Chercher à augmenter un peu son salaire, qui n'a rien de commun avec la gente médicale est une hérésie et doit être combattue par les inquisiteurs médicaux.
Samu-Urgences de France salue donc comme une perspective de progrès la directive européenne en projet qui obligerait à considérer comme un travail à part entière l’activité des infirmiers de sapeurs-pompiers dits « volontaires » ; ce qui interdirait les pratiques actuelles des services d’incendie et de secours.
Ou qui conduirait peut-être ces infirmiers à quitter le service hospitalier qui ne leur apporte plus rien, au bénéfice d'un employeur unique, mais plus rémunérateur et compréhensif...

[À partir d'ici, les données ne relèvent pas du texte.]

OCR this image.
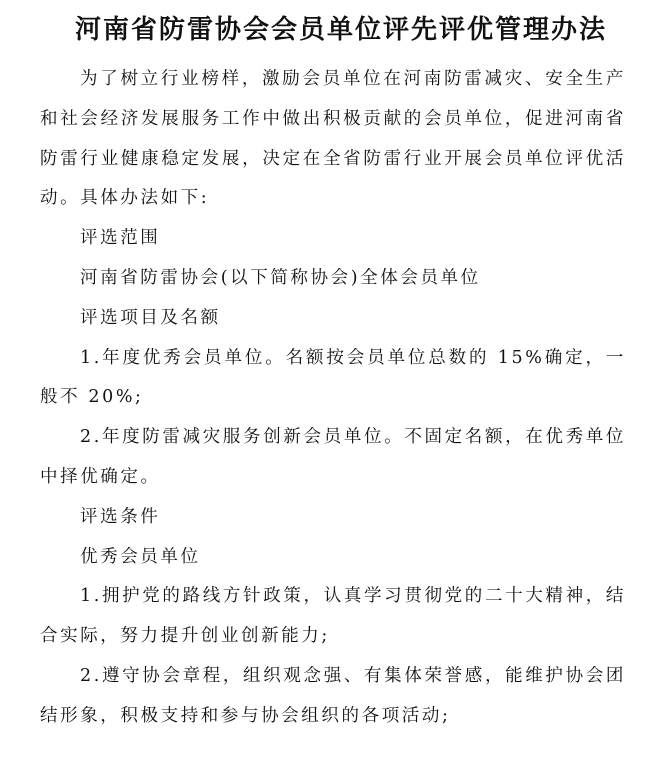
河南省防雷协会会员单位评先评优管理办法

为了树立行业榜样，激励会员单位在河南防雷减灾、安全生产和社会经济发展服务工作中做出积极贡献的会员单位，促进河南省防雷行业健康稳定发展，决定在全省防雷行业开展会员单位评优活动。具体办法如下:

评选范围

河南省防雷协会(以下简称协会)全体会员单位

评选项目及名额

1.年度优秀会员单位。名额按会员单位总数的 15%确定，一般不 20%;

2.年度防雷减灾服务创新会员单位。不固定名额，在优秀单位中择优确定。

评选条件

优秀会员单位

1.拥护党的路线方针政策，认真学习贯彻党的二十大精神，结合实际，努力提升创业创新能力;

2.遵守协会章程，组织观念强、有集体荣誉感，能维护协会团结形象，积极支持和参与协会组织的各项活动;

Samu-Urgences de France met solennellement en garde les autorités et les élus, qui porteraient une lourde responsabilité en ne suivant pas les sages principes édictés par les instances européennes et qui laisseraient perdurer plus longtemps, alors qu’ils en sont avertis, les dangers liés à l’emploi dérogatoire de personnels de santé par les services d’incendie et de secours.
Les sages principes lorsque ça arrange samu de France. Mais lorsqu'il s'agit de l'opt out là ça n'est plus sage du tout, par exemple.
Samu-Urgences de France demande :

- que les services d’incendie mettent fin à la politique actuelle, concurrentielle à l’égard des moyens hospitaliers, de recrutement d’infirmiers et, plus généralement, de constitution de pseudo-Samu ;
Là encore, nous y voilà. Pas de concurrence et pas une tête qui dépasse. Surtout si elle a une casquette bleu ou rouge ! Monopole quand tu nous tiens.

Bientôt Samu de France va nous obliger à demander la permission pour nous moucher et viendra nous border dans notre lit. Histoire de bien nous contrôler.
La santé est un état précaire qui ne laisse augurer rien de bon.